Last week I highlighted some things that tend to annoy a literary agent. Let’s flip that around and reflect on a few things that get our attention.
Another drum roll please:
1. Follow the guidelines on an agency’s website. (Those are there for a reason. It helps sift, at one level, those who are wanting to be professionals and those who aren’t. Note they are “guidelines,” not “rules.” Every agency has them, and they are not always the same.)
2. Respect an agent’s time and the process. (Imagine fifty people lined up outside your door, each week, wanting your opinion on their work. Then, if you can’t get to them, fifty more get in line. After a few weeks, there are hundreds, all clamoring for attention.)
3. Do your best work. (We recognize good writing immediately. We can also see potential if what we have isn’t quite there yet. But slap-dash material is apparent even faster.)

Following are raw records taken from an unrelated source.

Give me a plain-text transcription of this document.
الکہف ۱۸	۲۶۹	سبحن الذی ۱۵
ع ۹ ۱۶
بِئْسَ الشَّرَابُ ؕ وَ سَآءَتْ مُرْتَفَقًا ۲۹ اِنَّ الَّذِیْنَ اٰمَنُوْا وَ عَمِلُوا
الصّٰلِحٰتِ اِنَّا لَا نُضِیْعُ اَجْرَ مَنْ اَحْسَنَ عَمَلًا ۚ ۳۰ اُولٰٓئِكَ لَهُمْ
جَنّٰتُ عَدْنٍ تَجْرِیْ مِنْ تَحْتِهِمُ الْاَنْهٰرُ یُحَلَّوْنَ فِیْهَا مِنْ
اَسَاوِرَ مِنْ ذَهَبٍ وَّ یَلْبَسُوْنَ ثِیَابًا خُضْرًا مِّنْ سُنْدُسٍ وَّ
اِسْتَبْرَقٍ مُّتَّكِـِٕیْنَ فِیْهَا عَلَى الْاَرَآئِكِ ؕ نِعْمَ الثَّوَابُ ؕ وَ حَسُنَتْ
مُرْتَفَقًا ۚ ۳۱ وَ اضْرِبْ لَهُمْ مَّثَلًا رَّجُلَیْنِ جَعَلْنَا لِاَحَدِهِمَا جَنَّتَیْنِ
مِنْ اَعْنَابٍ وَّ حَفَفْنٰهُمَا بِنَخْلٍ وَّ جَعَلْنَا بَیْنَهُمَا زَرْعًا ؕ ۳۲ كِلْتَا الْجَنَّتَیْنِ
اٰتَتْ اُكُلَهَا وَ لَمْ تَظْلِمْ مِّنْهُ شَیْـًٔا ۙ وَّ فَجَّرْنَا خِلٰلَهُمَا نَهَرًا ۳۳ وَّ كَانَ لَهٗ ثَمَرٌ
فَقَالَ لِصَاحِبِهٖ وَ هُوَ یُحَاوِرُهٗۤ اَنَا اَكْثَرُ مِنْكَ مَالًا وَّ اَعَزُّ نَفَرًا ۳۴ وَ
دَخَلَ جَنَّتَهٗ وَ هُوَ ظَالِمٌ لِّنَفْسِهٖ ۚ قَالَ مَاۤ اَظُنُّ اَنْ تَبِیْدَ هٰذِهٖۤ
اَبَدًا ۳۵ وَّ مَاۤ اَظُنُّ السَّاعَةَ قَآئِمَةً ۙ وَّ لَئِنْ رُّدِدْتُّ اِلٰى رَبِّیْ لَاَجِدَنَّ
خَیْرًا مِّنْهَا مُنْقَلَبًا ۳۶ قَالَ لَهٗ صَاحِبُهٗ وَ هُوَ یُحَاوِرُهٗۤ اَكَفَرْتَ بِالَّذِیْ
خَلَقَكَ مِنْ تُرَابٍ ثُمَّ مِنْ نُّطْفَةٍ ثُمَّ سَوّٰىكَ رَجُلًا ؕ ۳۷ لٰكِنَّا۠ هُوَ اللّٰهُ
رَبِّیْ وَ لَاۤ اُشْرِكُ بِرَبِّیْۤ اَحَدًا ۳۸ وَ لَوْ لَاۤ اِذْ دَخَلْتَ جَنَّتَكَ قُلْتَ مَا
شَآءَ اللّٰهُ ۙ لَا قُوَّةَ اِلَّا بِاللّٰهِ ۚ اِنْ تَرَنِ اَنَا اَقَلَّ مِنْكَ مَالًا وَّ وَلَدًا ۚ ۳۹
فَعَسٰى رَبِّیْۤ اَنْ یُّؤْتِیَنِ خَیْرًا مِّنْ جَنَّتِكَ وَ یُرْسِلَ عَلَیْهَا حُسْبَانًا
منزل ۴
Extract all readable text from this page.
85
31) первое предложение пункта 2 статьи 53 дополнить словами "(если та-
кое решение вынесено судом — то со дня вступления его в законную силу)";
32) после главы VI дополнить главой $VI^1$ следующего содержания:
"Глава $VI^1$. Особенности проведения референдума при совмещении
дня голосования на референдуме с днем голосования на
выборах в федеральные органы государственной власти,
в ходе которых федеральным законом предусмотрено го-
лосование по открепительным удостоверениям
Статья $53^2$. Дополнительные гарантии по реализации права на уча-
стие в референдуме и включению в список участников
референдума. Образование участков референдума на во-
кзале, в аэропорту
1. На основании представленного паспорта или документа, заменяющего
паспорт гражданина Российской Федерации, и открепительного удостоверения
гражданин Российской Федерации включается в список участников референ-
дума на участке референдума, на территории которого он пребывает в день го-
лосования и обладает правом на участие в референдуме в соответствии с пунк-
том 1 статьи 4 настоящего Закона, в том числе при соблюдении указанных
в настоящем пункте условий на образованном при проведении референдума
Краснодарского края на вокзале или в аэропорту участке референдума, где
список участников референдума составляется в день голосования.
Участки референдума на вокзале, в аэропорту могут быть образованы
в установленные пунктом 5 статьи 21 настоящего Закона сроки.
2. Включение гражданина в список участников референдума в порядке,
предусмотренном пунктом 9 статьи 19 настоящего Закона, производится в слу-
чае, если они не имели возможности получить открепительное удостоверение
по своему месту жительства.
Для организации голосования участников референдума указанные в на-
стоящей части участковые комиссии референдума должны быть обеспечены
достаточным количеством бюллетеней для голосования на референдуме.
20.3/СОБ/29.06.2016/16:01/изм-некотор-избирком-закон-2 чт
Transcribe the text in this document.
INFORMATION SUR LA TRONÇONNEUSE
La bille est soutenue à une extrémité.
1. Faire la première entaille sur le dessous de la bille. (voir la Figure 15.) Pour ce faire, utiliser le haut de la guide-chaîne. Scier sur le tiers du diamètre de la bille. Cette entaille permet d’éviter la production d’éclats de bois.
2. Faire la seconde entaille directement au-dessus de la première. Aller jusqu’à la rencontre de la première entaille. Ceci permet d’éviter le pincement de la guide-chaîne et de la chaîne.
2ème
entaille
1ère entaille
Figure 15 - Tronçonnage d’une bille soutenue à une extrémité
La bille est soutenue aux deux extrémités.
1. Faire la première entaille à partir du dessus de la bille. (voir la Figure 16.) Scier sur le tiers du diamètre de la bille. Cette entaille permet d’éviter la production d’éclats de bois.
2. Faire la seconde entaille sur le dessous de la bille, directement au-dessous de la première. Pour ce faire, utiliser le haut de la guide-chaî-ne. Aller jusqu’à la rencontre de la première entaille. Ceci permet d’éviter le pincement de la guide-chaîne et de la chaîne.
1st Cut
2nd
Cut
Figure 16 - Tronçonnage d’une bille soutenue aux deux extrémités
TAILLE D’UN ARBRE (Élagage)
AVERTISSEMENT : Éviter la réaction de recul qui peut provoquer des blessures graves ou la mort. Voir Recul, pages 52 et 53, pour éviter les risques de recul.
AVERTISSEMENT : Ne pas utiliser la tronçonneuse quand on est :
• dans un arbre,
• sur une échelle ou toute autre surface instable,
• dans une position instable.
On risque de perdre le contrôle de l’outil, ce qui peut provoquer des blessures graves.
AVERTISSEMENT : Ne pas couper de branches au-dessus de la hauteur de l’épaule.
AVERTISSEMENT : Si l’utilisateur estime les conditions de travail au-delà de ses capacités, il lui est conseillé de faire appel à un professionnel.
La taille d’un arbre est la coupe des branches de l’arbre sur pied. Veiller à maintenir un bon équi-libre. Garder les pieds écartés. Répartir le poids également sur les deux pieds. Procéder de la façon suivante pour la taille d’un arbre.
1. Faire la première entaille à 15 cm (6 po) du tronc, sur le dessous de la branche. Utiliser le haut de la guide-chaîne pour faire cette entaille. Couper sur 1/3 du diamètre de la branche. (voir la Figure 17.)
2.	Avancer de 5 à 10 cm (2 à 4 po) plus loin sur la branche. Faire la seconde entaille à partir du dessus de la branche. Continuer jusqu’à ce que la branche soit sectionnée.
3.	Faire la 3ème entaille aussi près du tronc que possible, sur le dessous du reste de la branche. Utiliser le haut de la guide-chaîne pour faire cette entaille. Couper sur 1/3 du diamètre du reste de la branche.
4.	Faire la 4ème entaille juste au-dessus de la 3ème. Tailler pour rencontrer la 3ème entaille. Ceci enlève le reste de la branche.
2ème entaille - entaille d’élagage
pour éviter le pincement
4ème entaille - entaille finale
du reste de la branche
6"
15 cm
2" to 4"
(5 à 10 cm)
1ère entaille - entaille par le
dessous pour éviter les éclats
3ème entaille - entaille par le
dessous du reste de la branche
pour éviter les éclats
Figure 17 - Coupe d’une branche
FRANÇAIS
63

4. Do your best to understand the industry and its nuances. (This can be done by reading various blogs, going to conferences, and broadening your understanding of the industry. Telling us that your book should be published by Zondervan because many titles in your personal library are from Zondervan isn’t a good idea.)
5. Understand what platform is and is not. Show us and a potential publisher that you want others to find and buy your ideas.
6. Remind me if we’ve met. It is always nice to have some connection, even if fleeting. You might be surprised by what we remember, even years later. (Yes, I still remember you, Xochitl, when you sat at the wrong table at the conference.)
7. Keep me reading. I may like the idea, but it is your writing that must keep me reading. It is what keeps an agent looking for the next one.
8. Be prepared with questions if we contact you. We don’t mind if you ask newbie questions. It shows interest, not ignorance.
There could be many more items, but I think you get the gist of the list. (See what I did there?)